Au marché international de Rungis mardi matin, le président de la République a profité de sa première sortie en public, depuis la présentation du projet de réforme des retraites, pour revenir sur la question des prix des carburants en France. Alors que le prix du gazole stagne autour des 1,85€ par litre depuis quelques semaines désormais, à un prix très légèrement inférieur que le Sans-plomb 95-E10, Emmanuel Macron a expliqué vouloir un nouveau “geste” sur le prix du carburant pour moteur Diesel. 

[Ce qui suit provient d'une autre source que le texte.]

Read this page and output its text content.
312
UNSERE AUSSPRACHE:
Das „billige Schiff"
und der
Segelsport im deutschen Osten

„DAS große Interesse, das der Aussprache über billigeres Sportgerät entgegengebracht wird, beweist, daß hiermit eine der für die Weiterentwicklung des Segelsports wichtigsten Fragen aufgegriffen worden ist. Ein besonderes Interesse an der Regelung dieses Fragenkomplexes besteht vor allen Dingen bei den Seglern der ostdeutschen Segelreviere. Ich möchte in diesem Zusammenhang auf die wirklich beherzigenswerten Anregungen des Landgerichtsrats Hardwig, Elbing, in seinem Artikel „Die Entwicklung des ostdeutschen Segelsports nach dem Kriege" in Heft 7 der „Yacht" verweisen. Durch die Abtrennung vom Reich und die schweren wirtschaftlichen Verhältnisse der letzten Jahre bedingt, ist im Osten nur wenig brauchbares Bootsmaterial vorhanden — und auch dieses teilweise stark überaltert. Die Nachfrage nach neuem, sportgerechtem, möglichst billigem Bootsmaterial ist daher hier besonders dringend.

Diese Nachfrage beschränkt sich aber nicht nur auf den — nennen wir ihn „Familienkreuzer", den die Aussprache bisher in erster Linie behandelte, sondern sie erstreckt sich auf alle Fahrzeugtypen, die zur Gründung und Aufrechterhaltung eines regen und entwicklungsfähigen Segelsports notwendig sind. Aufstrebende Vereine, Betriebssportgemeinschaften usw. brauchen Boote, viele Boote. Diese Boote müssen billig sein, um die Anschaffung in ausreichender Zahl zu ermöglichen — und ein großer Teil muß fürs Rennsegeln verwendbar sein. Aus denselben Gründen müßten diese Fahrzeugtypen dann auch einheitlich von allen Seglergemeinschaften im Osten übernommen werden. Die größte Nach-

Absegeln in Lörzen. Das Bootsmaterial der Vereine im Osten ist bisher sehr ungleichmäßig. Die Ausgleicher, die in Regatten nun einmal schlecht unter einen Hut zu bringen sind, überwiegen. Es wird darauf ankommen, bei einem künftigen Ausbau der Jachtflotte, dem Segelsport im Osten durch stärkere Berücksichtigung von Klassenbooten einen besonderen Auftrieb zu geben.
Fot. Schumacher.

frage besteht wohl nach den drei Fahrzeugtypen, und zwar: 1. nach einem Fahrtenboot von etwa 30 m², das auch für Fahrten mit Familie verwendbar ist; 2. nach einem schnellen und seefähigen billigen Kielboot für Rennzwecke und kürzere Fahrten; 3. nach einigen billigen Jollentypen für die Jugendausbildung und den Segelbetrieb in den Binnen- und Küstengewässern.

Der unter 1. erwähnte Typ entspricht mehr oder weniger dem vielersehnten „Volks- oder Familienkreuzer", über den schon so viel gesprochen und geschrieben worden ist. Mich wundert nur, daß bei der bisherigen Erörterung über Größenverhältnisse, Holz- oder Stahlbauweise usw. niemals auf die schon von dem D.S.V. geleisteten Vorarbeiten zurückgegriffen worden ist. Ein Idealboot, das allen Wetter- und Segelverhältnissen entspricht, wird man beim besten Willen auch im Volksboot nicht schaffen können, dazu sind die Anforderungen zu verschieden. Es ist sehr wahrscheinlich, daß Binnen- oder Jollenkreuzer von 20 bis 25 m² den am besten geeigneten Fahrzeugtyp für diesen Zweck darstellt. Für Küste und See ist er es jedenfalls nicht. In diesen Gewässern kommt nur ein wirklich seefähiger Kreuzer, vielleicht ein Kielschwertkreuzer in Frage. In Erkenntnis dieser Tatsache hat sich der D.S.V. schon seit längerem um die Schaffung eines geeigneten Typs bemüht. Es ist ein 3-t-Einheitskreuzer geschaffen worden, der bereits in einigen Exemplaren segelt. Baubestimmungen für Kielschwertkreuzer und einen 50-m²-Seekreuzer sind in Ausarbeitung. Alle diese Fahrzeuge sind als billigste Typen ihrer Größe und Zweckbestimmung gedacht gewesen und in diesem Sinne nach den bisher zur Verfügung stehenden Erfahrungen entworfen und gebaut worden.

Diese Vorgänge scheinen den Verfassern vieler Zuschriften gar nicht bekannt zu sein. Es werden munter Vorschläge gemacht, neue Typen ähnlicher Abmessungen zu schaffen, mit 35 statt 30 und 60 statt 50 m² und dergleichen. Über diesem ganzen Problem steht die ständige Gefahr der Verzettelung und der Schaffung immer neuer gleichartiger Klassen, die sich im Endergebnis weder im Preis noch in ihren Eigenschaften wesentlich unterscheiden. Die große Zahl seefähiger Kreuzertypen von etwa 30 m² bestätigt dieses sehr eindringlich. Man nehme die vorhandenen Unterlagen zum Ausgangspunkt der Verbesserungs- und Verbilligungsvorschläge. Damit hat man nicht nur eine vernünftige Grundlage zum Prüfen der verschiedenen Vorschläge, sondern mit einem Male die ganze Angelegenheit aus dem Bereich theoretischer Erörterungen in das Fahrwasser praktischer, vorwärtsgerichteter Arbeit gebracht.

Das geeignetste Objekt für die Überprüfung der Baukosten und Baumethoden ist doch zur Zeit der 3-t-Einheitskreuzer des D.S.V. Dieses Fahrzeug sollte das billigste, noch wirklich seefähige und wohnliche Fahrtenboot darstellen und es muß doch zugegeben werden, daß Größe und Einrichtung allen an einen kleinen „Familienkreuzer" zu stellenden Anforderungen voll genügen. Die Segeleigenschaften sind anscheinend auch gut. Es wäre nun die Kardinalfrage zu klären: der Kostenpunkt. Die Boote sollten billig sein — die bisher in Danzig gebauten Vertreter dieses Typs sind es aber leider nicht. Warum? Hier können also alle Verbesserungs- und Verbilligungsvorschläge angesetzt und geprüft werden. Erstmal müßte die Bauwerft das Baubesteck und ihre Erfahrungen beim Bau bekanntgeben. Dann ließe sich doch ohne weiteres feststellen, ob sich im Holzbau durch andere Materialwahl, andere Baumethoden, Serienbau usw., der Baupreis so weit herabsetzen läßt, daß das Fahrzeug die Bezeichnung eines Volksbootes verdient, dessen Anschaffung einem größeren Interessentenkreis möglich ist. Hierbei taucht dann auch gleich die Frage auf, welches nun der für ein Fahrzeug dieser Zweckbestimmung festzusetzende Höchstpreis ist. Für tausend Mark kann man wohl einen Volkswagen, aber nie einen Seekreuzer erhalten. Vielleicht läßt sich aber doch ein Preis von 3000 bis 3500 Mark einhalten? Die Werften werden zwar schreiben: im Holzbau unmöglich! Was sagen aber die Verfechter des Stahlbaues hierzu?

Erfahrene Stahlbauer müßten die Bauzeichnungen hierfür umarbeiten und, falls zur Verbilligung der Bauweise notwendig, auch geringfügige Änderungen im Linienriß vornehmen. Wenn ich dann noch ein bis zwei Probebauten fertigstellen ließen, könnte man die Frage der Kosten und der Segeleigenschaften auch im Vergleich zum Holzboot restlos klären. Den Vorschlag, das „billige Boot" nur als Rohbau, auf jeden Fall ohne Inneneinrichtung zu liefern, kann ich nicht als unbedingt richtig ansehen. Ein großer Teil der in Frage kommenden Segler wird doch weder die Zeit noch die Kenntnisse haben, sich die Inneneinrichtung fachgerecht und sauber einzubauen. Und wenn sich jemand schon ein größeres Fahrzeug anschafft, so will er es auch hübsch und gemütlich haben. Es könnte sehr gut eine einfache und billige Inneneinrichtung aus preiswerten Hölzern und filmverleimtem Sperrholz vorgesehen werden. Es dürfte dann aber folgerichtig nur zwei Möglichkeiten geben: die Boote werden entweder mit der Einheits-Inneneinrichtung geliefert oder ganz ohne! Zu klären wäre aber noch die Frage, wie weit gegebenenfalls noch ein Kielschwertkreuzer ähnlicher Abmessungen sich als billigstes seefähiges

“Je souhaite que le dialogue puisse se finaliser entre le ministère et les entreprises concernées, comme ça avait été fait l'année dernière sur les carburants avec des ristournes à la pompe qui avaient été faites par les entreprises comme Total. [...] C'est important, dans une période où on a besoin d'accompagner nos compatriotes, en particulier ceux qui travaillent”, a lancé le chef de l’État. “Vous allez voir”, a-t-il même lancé. 

Si peu d’informations supplémentaires ont filtré sur la nature du possible geste, qui pourrait être seulement orchestré par TotalEnergies, l'éventualité d’une ristourne ne peut que satisfaire les automobilistes, contraints de payer leur carburant à un prix très élevé depuis près d’un an.

“C’est quasiment le prix d’un loyer à la fin du mois. L'État s’en met plein les poches avec les taxes, Total s’en met plein les poches aussi, donc les deux doivent faire un effort car c’est le contribuable qui paye l’addition quoi”, peste cet automobiliste rencontré dans une station-service. 

Jonathan, un auditeur héraultais de RMC et chef d’entreprise dans les travaux publics, affirme de son côté dépenser en gazole “plus de 1000€ par mois, avec un seul véhicule”.  S’il affirme faire des efforts pour moins consommer, comme de rouler plus lentement sur autoroute, Jonathan explique ne pas pouvoir faire plus actuellement pour faire des économies. 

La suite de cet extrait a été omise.